Soluções baseadas na natureza exigem conhecimento real da biodiversidade

O que são Soluções Baseadas na Natureza?

As chamadas Soluções Baseadas na Natureza (SbN) têm ganhado destaque no enfrentamento às mudanças climáticas, à degradação ambiental e à perda de biodiversidade. Elas consistem em ações que protegem, restauram e manejam de forma sustentável os ecossistemas naturais e modificados, promovendo benefícios tanto para a natureza quanto para as pessoas.

Alguns exemplos de SbN incluem a restauração de manguezais para proteção costeira, a implementação de corredores ecológicos para a fauna silvestre, o uso de infraestrutura verde nas cidades para amenizar as ilhas de calor (fenômeno climático urbano onde a temperatura do ar é significativamente mais alta nas áreas urbanas em comparação com as áreas naturais circundantes), e a agricultura regenerativa que promove a conservação do solo e da biodiversidade local.
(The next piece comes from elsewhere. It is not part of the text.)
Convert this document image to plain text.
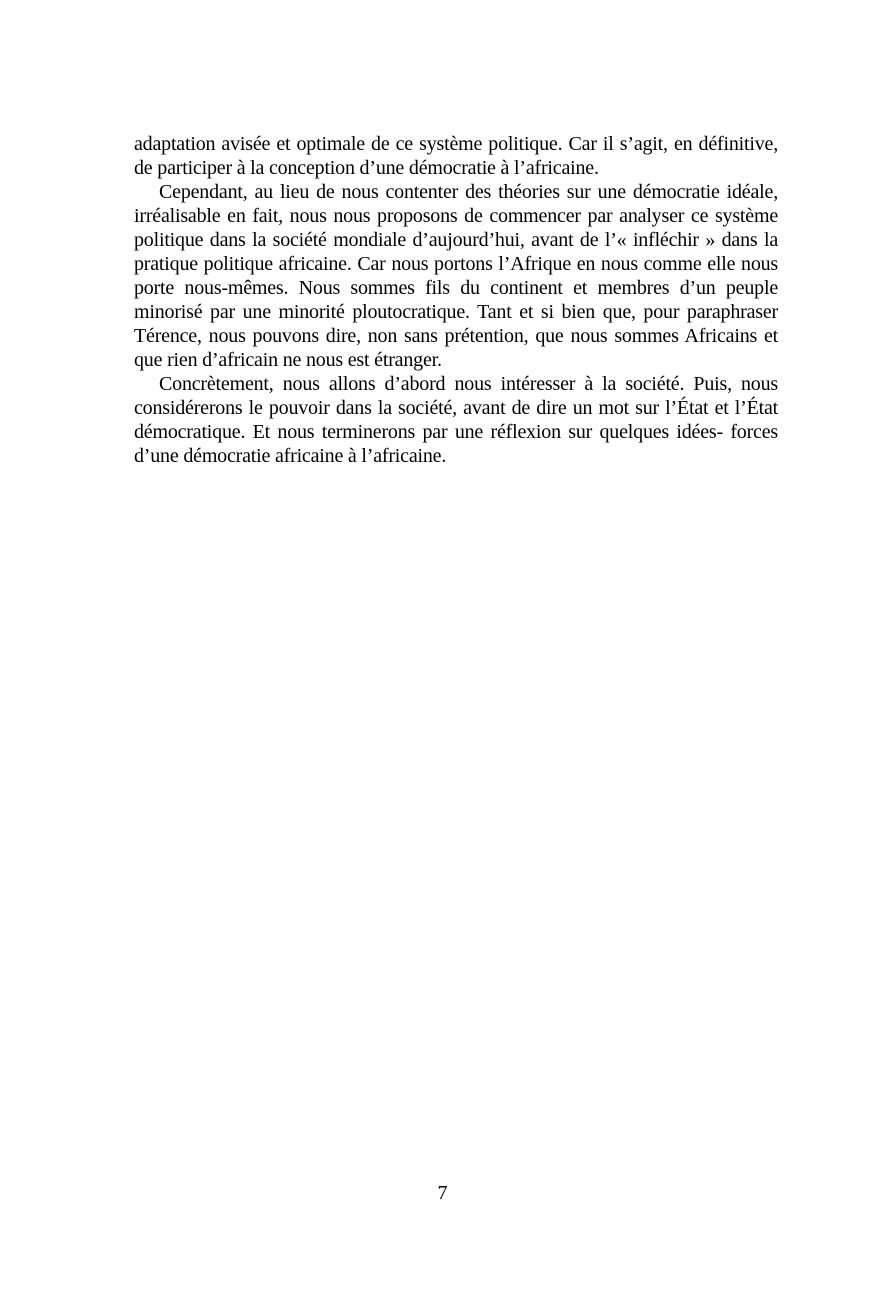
adaptation avisée et optimale de ce système politique. Car il s’agit, en définitive, de participer à la conception d’une démocratie à l’africaine.

Cependant, au lieu de nous contenter des théories sur une démocratie idéale, irréalisable en fait, nous nous proposons de commencer par analyser ce système politique dans la société mondiale d’aujourd’hui, avant de l’« infléchir » dans la pratique politique africaine. Car nous portons l’Afrique en nous comme elle nous porte nous-mêmes. Nous sommes fils du continent et membres d’un peuple minorisé par une minorité ploutocratique. Tant et si bien que, pour paraphraser Térence, nous pouvons dire, non sans prétention, que nous sommes Africains et que rien d’africain ne nous est étranger.

Concrètement, nous allons d’abord nous intéresser à la société. Puis, nous considérerons le pouvoir dans la société, avant de dire un mot sur l’État et l’État démocratique. Et nous terminerons par une réflexion sur quelques idées- forces d’une démocratie africaine à l’africaine.

7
Manguezal, Delta do Parnaíba. Foto: Tarciso Leão

Mas há um alerta importante: para que as SbN sejam eficazes e justas, é preciso conhecer a biodiversidade real de cada território. E isso inclui não apenas as espécies mais conhecidas ou estudadas, mas também aquelas que compõem os chamados darkspots

Ignorar essas lacunas pode levar à implementação de soluções incompletas, que não respeitam a diversidade ecológica e cultural local. 

Além disso, ao deixar essas regiões de fora podemos estar perdendo oportunidades valiosas de aprender com novos  serviços ecossistêmicos e estratégias naturais ainda não reconhecidas.

Iluminar os darkspots é tarefa coletiva

Felizmente, há caminhos possíveis. A valorização da botânica, o fortalecimento de herbários regionais, o apoio à ciência cidadã e a inclusão de saberes tradicionais são passos concretos para revelar a biodiversidade invisível. 

Outro eixo essencial é o fortalecimento da cadeia de produção de mudas e sementes nativas. Investir em viveiros locais, capacitar coletores, criar redes de troca e valorização dos materiais genéticos de cada bioma são estratégias fundamentais para ampliar o conhecimento sobre a flora e garantir a disponibilidade de espécies adaptadas às realidades ecológicas e culturais de cada região.

O compromisso da Nativas Brasil com uma biodiversidade mais visível, protegida e plural

Na Nativas Brasil, acreditamos que proteger a biodiversidade começa por conhecê-la e valorizá-la em toda a sua complexidade — inclusive aquela que ainda não foi plenamente descrita. Nosso trabalho se baseia em três pilares: o fortalecimento dos viveiros e da produção de plantas nativas; o incentivo a práticas de restauração ecológica e uso das espécies nativas dos biomas brasileiros, e a comunicação como ferramenta de posicionamento para a incidência em políticas públicas que fortaleçam o setor de produção de nativas.

Um exemplo concreto desse compromisso é o apoio ao Viveiro Muda Tudo, da nossa Vice Presidente Bárbara Pellegrini. O viveiro não só produz mudas nativas da Mata Atlântica, como também mapeou e georreferenciou cerca de 500 espécies vegetais, contribuindo para ampliar o conhecimento sobre a flora da região e fortalecer a conservação com base na ciência e no cuidado.

Viveiro Muda Tudo. Foto: Bárbara Pellegrini

Nosso compromisso é com uma conservação que une ciência, saberes locais e ação concreta. Atuamos para iluminar os darkspots da flora brasileira: destacando espécies negligenciadas, promovendo a diversidade por bioma e fortalecendo as redes que conectam pessoas, plantas e territórios.

Neste Dia Internacional da Biodiversidade, convidamos você a refletir: que espécies fazem parte da sua paisagem? Quais plantas você conhece e quais ainda estão invisíveis para você?

Plantar espécies nativas é um gesto de reconexão, e juntos, podemos construir um futuro onde nenhuma espécie – e nenhum saber – fique no escuro.